Would your business be able to take a hit like WHT’s and keep its doors open?

Cloud Hosting != Unbreakable

When Microsoft launched their cloud-based operating system last October, they branded it “Azure,” I suppose as a reference to the blue skies that supposedly hold these clouds.

According to Tier1 Research’s A. Piraino, Azure suffered a 22 hour outage this weekend when a (speculatively) software related glitch caused instances to suddenly stop responding. While Microsoft is yet to release the results of a root cause analysis, one can envision a NOC with stacks of monitors displaying Blue Screen’s of Death. Or rather, Azure Screen’s of Death.

To be fair, Microsoft Azure is still in “Technology Preview,” which is to say, pre-production. And other cloud computing platforms have suffered similar outages in their infancy as well. Amazon Web Services suffered a seven hour outage in July from faulty load balancers. Google systems were brought down twice in the past six months.

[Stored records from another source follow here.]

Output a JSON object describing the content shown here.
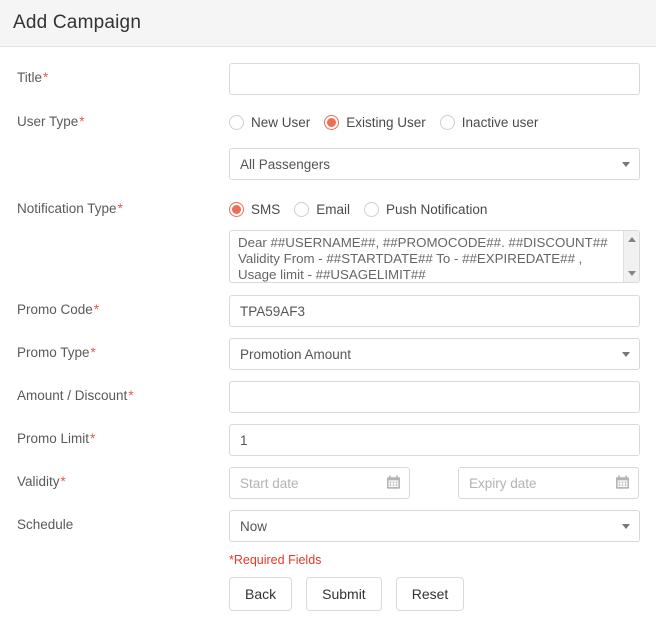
{
  "header": {
    "title": "Add Campaign"
  },
  "form": {
    "title_field": {
      "label": "Title",
      "required": "*",
      "value": "",
      "placeholder": ""
    },
    "user_type": {
      "label": "User Type",
      "required": "*",
      "options": [
        {
          "label": "New User",
          "selected": false
        },
        {
          "label": "Existing User",
          "selected": true
        },
        {
          "label": "Inactive user",
          "selected": false
        }
      ]
    },
    "audience_select": {
      "value": "All Passengers",
      "caret_icon": "chevron-down-icon"
    },
    "notification_type": {
      "label": "Notification Type",
      "required": "*",
      "options": [
        {
          "label": "SMS",
          "selected": true
        },
        {
          "label": "Email",
          "selected": false
        },
        {
          "label": "Push Notification",
          "selected": false
        }
      ]
    },
    "message_template": {
      "line1": "Dear ##USERNAME##, ##PROMOCODE##. ##DISCOUNT##",
      "line2": "Validity From - ##STARTDATE## To - ##EXPIREDATE## ,",
      "line3": "Usage limit - ##USAGELIMIT##",
      "scroll_up_icon": "scroll-up-arrow-icon",
      "scroll_down_icon": "scroll-down-arrow-icon"
    },
    "promo_code": {
      "label": "Promo Code",
      "required": "*",
      "value": "TPA59AF3"
    },
    "promo_type": {
      "label": "Promo Type",
      "required": "*",
      "value": "Promotion Amount",
      "caret_icon": "chevron-down-icon"
    },
    "amount_discount": {
      "label": "Amount / Discount",
      "required": "*",
      "value": "",
      "placeholder": ""
    },
    "promo_limit": {
      "label": "Promo Limit",
      "required": "*",
      "value": "1"
    },
    "validity": {
      "label": "Validity",
      "required": "*",
      "start_placeholder": "Start date",
      "start_value": "",
      "expiry_placeholder": "Expiry date",
      "expiry_value": "",
      "calendar_icon": "calendar-icon"
    },
    "schedule": {
      "label": "Schedule",
      "value": "Now",
      "caret_icon": "chevron-down-icon"
    }
  },
  "footer": {
    "required_note": "*Required Fields",
    "back_label": "Back",
    "submit_label": "Submit",
    "reset_label": "Reset"
  },
  "colors": {
    "accent": "#ef6c55",
    "required_red": "#e8372b",
    "header_bg": "#f5f5f5",
    "border": "#d9d9d9"
  }
}
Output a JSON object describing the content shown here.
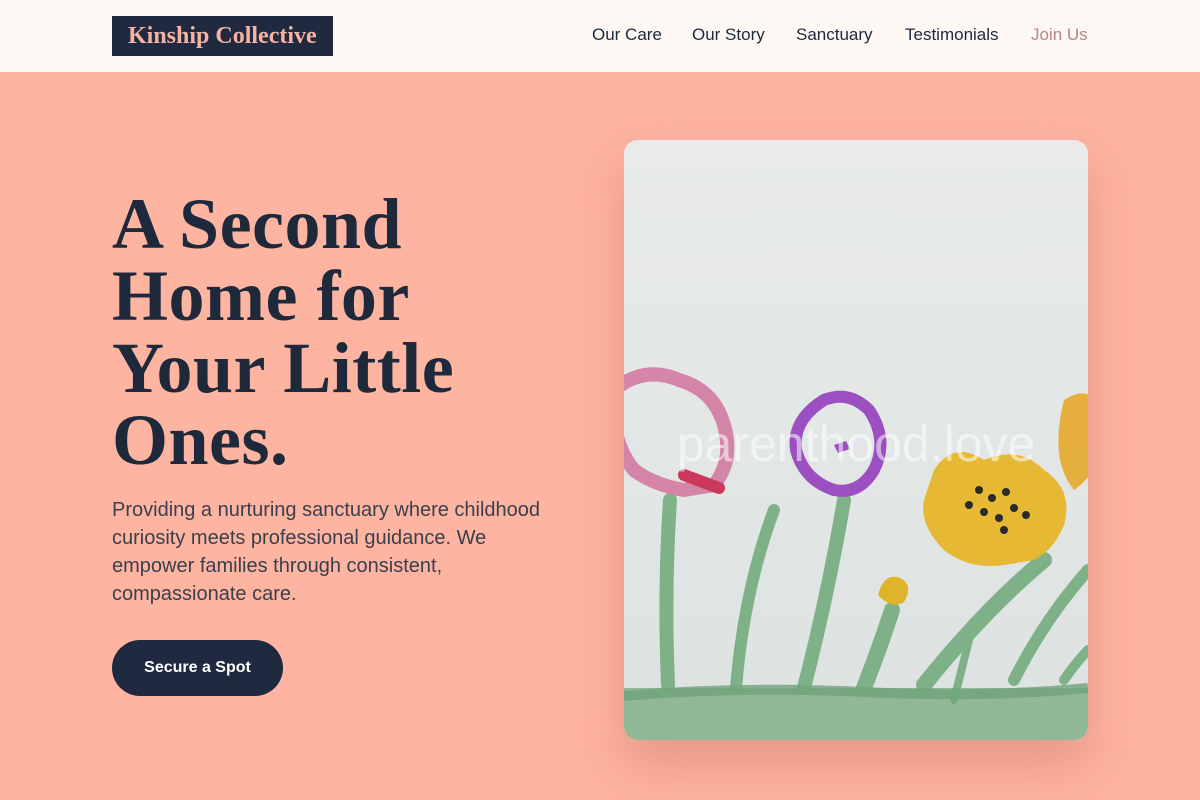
{
  "header": {
    "brand": "Kinship Collective",
    "nav": [
      {
        "label": "Our Care"
      },
      {
        "label": "Our Story"
      },
      {
        "label": "Sanctuary"
      },
      {
        "label": "Testimonials"
      },
      {
        "label": "Join Us"
      }
    ]
  },
  "hero": {
    "headline_lines": [
      "A Second",
      "Home for",
      "Your Little",
      "Ones."
    ],
    "description_lines": [
      "Providing a nurturing sanctuary where childhood",
      "curiosity meets professional guidance. We",
      "empower families through consistent,",
      "compassionate care."
    ],
    "cta_label": "Secure a Spot"
  },
  "image": {
    "subject": "child watercolor painting of flowers and grass",
    "watermark": "parenthood.love"
  },
  "colors": {
    "background": "#fdb4a1",
    "header": "#fdf8f4",
    "brand_bg": "#1f2a40",
    "brand_text": "#f7b3a2",
    "ink": "#1e293b",
    "nav_muted": "#b6868a",
    "button": "#1f2a40"
  }
}
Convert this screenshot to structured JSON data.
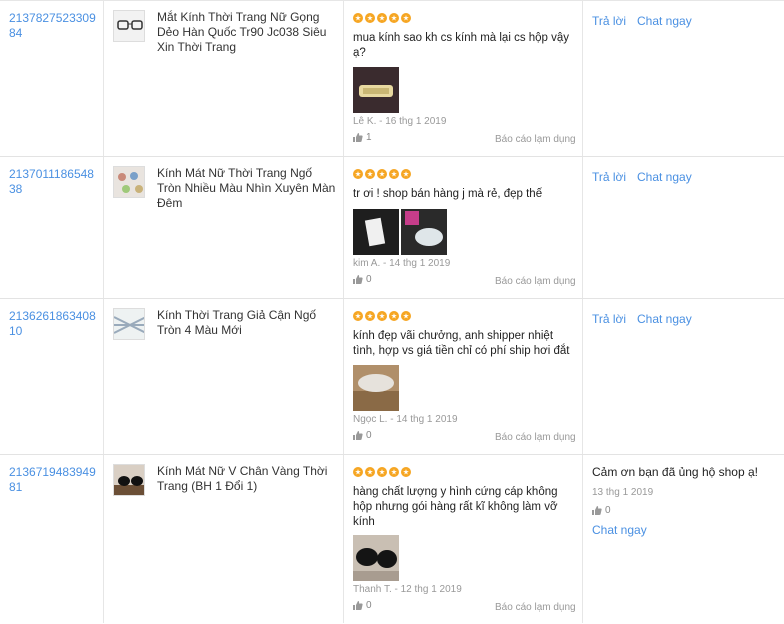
{
  "reviews": [
    {
      "order_id": "213782752330984",
      "product_name": "Mắt Kính Thời Trang Nữ Gọng Dẻo Hàn Quốc Tr90 Jc038 Siêu Xin Thời Trang",
      "rating": 5,
      "comment": "mua kính sao kh cs kính mà lại cs hộp vậy ạ?",
      "author_date": "Lê K. - 16 thg 1 2019",
      "likes": "1",
      "report": "Báo cáo lạm dụng",
      "reply_label": "Trả lời",
      "chat_label": "Chat ngay"
    },
    {
      "order_id": "213701118654838",
      "product_name": "Kính Mát Nữ Thời Trang Ngố Tròn Nhiều Màu Nhìn Xuyên Màn Đêm",
      "rating": 5,
      "comment": "tr ơi ! shop bán hàng j mà rẻ, đẹp thế",
      "author_date": "kim A. - 14 thg 1 2019",
      "likes": "0",
      "report": "Báo cáo lạm dụng",
      "reply_label": "Trả lời",
      "chat_label": "Chat ngay"
    },
    {
      "order_id": "213626186340810",
      "product_name": "Kính Thời Trang Giả Cận Ngố Tròn 4 Màu Mới",
      "rating": 5,
      "comment": "kính đẹp vãi chưởng, anh shipper nhiệt tình, hợp vs giá tiền chỉ có phí ship hơi đắt",
      "author_date": "Ngọc L. - 14 thg 1 2019",
      "likes": "0",
      "report": "Báo cáo lạm dụng",
      "reply_label": "Trả lời",
      "chat_label": "Chat ngay"
    },
    {
      "order_id": "213671948394981",
      "product_name": "Kính Mát Nữ V Chân Vàng Thời Trang (BH 1 Đổi 1)",
      "rating": 5,
      "comment": "hàng chất lượng y hình cứng cáp không hộp nhưng gói hàng rất kĩ không làm vỡ kính",
      "author_date": "Thanh T. - 12 thg 1 2019",
      "likes": "0",
      "report": "Báo cáo lạm dụng",
      "shop_reply": {
        "text": "Cảm ơn bạn đã ủng hộ shop ạ!",
        "date": "13 thg 1 2019",
        "likes": "0"
      },
      "chat_label": "Chat ngay"
    }
  ],
  "colors": {
    "link": "#4a90e2",
    "star": "#f6a623",
    "border": "#e3e3e3",
    "muted": "#999999"
  },
  "icons": [
    "star-icon",
    "thumbs-up-icon"
  ]
}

The problem isn’t that the architecture doesn’t work as planned. The problem is that no amount of planning will cover every situation that can, and will, occur. Failures of critical components become huge issues in virtualized applications, because that many more (virtual) instances require the services of those components. Though a system can have n levels of redundancy built into it, ultimately, there is no such thing as a completely unbreakable system.

Folks tend to get excited about cloud computing because they envision a future of virtualized applications zipping around in a grid computing infrastructure, never failing, never dying. Even in more traditional environments, people get excited about centralized storage, and the joys of instant snapshots and multiple layers of redundancy. Though these technologies are exciting and brings with it new avenues for innovation, uniform architectures share uniform faults. Diversity in architecture is an important consideration when you’re building fault tolerance into your system.

Another important consideration is this: the more power we place in the hands of an administrator, the more damage he can do when he goofs. And he will goof. We all goof once in a while. Take, for example, Flexiscale, who ate a five-day outage because of one such goof. The more we consolidate technology, the more vulnerable we are if something that should never happen, happens.

The takeaway is simple. Take the promises of new technology with a grain of salt. And even if the skies are blue, pack an umbrella just in case.